En Europe, Naples attendait fébrilement de revoir du football, jeudi soir: le match Naples-Rijeka en Ligue Europa (20h00 GMT) devait être synonyme d’hommage à Maradona, ancienne icône du club, qui avait offert au Napoli les deux seuls titres de champion de son histoire (1987 et 1990).
Jeudi matin, des supporters entonnaient des chants à sa gloire devant les grilles d’enceinte du stade San Paolo, qui étaient pavoisées d’écharpes bleu-blanc, de fleurs, de bougies et de pochoirs à l’effigie du numéro 10. L’enceinte pourrait bientôt porter le nom du joueur défunt, la municipalité ayant déjà évoqué cette idée. Et de nombreux Napolitains sont sortis dans la rue pour rendre hommage à leur idole.
« Maradona était notre loisir du dimanche, peu importe l’heure à laquelle il jouait, c’était un jour de fête. Quand il ne jouait pas, nous étions tous tristes », raconte Fernando Carfora, un chômeur de 46 ans.
Déluge de tristesse
Cette émotion planétaire symbolise l’aura de ce dribbleur hors-pair, bien au-delà des seuls passionnés de football, tant Maradona a marqué les esprits par ses exploits et ses excès, oscillant entre grandeur et flamboyance d’une part, déchéance, drogue et polémiques de l’autre.

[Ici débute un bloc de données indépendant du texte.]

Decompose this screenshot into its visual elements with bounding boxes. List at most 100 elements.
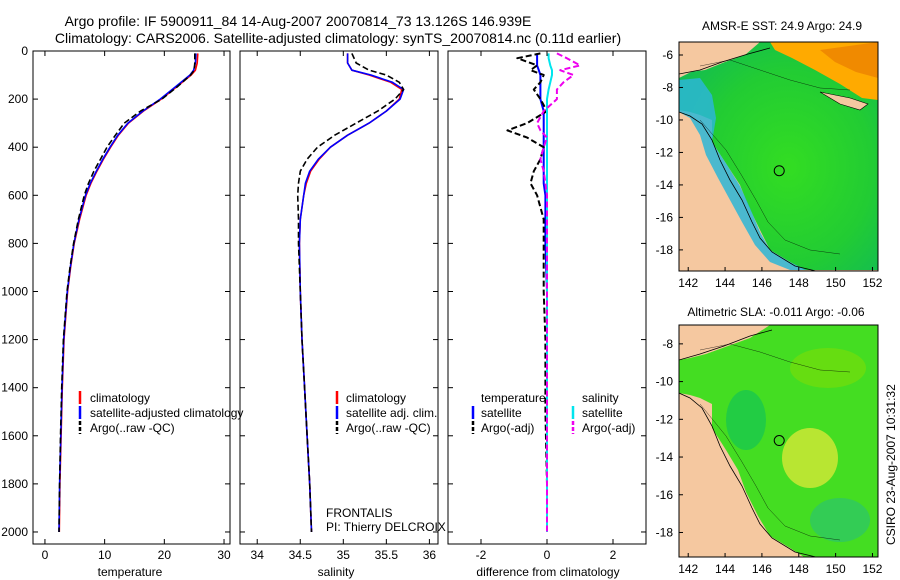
legend-label-satellite: satellite adj. clim. — [346, 406, 437, 420]
sst-isobath — [699, 59, 851, 255]
y-tick-label: 800 — [8, 236, 28, 250]
x-tick-label: 35.5 — [375, 548, 399, 562]
map-y-tick-label: -6 — [662, 48, 673, 62]
x-tick-label: 34 — [251, 548, 265, 562]
sst-map-title: AMSR-E SST: 24.9 Argo: 24.9 — [702, 19, 862, 33]
series-line-argo-raw-qc — [58, 53, 196, 533]
y-tick-label: 1200 — [1, 333, 28, 347]
sla-map-frame — [678, 324, 879, 558]
map-y-tick-label: -16 — [656, 488, 674, 502]
y-tick-label: 1000 — [1, 284, 28, 298]
x-tick-label: 30 — [217, 548, 231, 562]
salinity-plot: 34 34.5 35 35.5 36 — [240, 50, 438, 562]
map-y-tick-label: -14 — [656, 450, 674, 464]
map-x-tick-label: 144 — [715, 562, 735, 576]
map-x-tick-label: 148 — [789, 562, 809, 576]
y-tick-label: 1400 — [1, 381, 28, 395]
temperature-legend: climatology satellite-adjusted climatolo… — [78, 391, 243, 435]
sst-coastline — [679, 47, 818, 271]
map-x-tick-label: 142 — [678, 276, 698, 290]
map-x-tick-label: 146 — [752, 562, 772, 576]
sla-isobath — [699, 343, 851, 541]
sla-argo-position-marker — [773, 435, 785, 447]
sst-sea-field — [679, 42, 878, 270]
legend-label-temp-satellite: satellite — [481, 406, 522, 420]
map-y-tick-label: -12 — [656, 412, 674, 426]
difference-plot: -2 0 2 — [448, 50, 646, 562]
series-line-temperature-argo-adj — [506, 52, 548, 532]
sla-map — [679, 325, 878, 557]
map-x-tick-label: 150 — [826, 276, 846, 290]
x-tick-label: 34.5 — [289, 548, 313, 562]
x-tick-label: -2 — [476, 548, 487, 562]
legend-label-temp-argo: Argo(-adj) — [481, 421, 534, 435]
map-x-tick-label: 148 — [789, 276, 809, 290]
x-tick-label: 20 — [158, 548, 172, 562]
sst-cool-coastal-band — [679, 78, 806, 270]
map-y-tick-label: -12 — [656, 145, 674, 159]
map-y-tick-label: -8 — [662, 80, 673, 94]
map-y-tick-label: -10 — [656, 375, 674, 389]
map-y-tick-label: -18 — [656, 525, 674, 539]
figure-title-line2: Climatology: CARS2006. Satellite-adjuste… — [55, 30, 621, 46]
map-x-tick-label: 152 — [862, 562, 882, 576]
map-y-tick-label: -16 — [656, 210, 674, 224]
salinity-panel-frame — [239, 50, 439, 545]
y-tick-label: 1800 — [1, 477, 28, 491]
figure-title-line1: Argo profile: IF 5900911_84 14-Aug-2007 … — [65, 13, 532, 29]
series-line-salinity-argo-adj — [536, 52, 581, 532]
legend-label-argo: Argo(..raw -QC) — [346, 421, 431, 435]
map-x-tick-label: 146 — [752, 276, 772, 290]
temperature-plot: 0 10 20 30 0 200 400 600 800 1000 1200 1400 1600 1800… — [1, 44, 231, 562]
float-pi-label: PI: Thierry DELCROIX — [326, 520, 446, 534]
legend-header-salinity: salinity — [582, 391, 619, 405]
x-tick-label: 0 — [42, 548, 49, 562]
sla-low-anomaly — [726, 390, 766, 450]
sst-map-ticks: 142 144 146 148 150 152 -6 -8 -10 -12 -14 -16 -18 — [656, 48, 883, 290]
legend-label-climatology: climatology — [346, 391, 406, 405]
map-x-tick-label: 150 — [826, 562, 846, 576]
series-line-satellite-adj-clim — [298, 53, 405, 533]
y-tick-label: 2000 — [1, 525, 28, 539]
sla-high-anomaly — [782, 428, 838, 488]
y-tick-label: 400 — [8, 140, 28, 154]
map-y-tick-label: -8 — [662, 337, 673, 351]
y-tick-label: 0 — [21, 44, 28, 58]
float-project-label: FRONTALIS — [326, 506, 392, 520]
sla-map-ticks: 142 144 146 148 150 152 -8 -10 -12 -14 -16 -18 — [656, 337, 883, 576]
legend-header-temperature: temperature — [481, 391, 546, 405]
series-line-salinity-satellite — [546, 53, 553, 532]
sst-new-guinea-land — [679, 42, 760, 74]
x-tick-label: 10 — [98, 548, 112, 562]
legend-label-satellite: satellite-adjusted climatology — [90, 406, 243, 420]
legend-label-sal-argo: Argo(-adj) — [582, 421, 635, 435]
y-tick-label: 200 — [8, 92, 28, 106]
sst-argo-position-marker — [773, 165, 785, 177]
sst-map-frame — [678, 41, 879, 272]
sla-coastline — [679, 329, 818, 557]
difference-legend: temperature satellite Argo(-adj) salinit… — [471, 391, 635, 435]
sst-warm-core — [820, 42, 878, 78]
x-tick-label: 35 — [337, 548, 351, 562]
map-x-tick-label: 144 — [715, 276, 735, 290]
sla-new-guinea-land — [679, 325, 770, 360]
difference-axis-label: difference from climatology — [476, 565, 619, 579]
footer-timestamp: CSIRO 23-Aug-2007 10:31:32 — [884, 384, 898, 545]
series-line-satellite-adjusted-climatology — [58, 53, 197, 533]
map-y-tick-label: -14 — [656, 178, 674, 192]
map-x-tick-label: 152 — [862, 276, 882, 290]
sst-island-land — [819, 91, 869, 111]
sst-map — [679, 42, 878, 271]
legend-label-sal-satellite: satellite — [582, 406, 623, 420]
x-tick-label: 2 — [610, 548, 617, 562]
y-tick-label: 1600 — [1, 429, 28, 443]
salinity-axis-label: salinity — [318, 565, 355, 579]
sla-patch — [790, 348, 866, 388]
map-x-tick-label: 142 — [678, 562, 698, 576]
salinity-legend: climatology satellite adj. clim. Argo(..… — [335, 391, 437, 435]
y-tick-label: 600 — [8, 188, 28, 202]
temperature-axis-label: temperature — [98, 565, 163, 579]
sla-low-anomaly-south — [810, 498, 870, 542]
legend-label-argo: Argo(..raw -QC) — [90, 421, 175, 435]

Si la planète savait la santé du « Pibe de Oro » fragile, l’annonce de son décès a entraîné un déluge de tristesse dans le monde du ballon rond, où seul le Brésilien Pelé (80 ans) rivalise dans le classement informel des plus grands de l’histoire.
En Italie, le quotidien sportif La Gazzetta dello sport regrette « la mort du Dieu du football ». « Dieu est mort », titre en France L’Equipe.
En Espagne, Marca, le journal le plus vendu du pays, a viré au noir sa fameuse bannière rouge. Chaque page est numérotée « N.10 », d’après le numéro de maillot du génie argentin.
Même l’Angleterre, où Diego Maradona a laissé une image controversée en raison de son fameux but de la main face aux Anglais en quarts du Mondial-1986 (la « main de Dieu », selon les mots de Maradona), salue le génie du petit meneur de jeu.
« Passez outre la tricherie – si vous aimez vraiment le football, alors vous aimez Diego Maradona », conclut le prestigieux quotidien britannique The Times.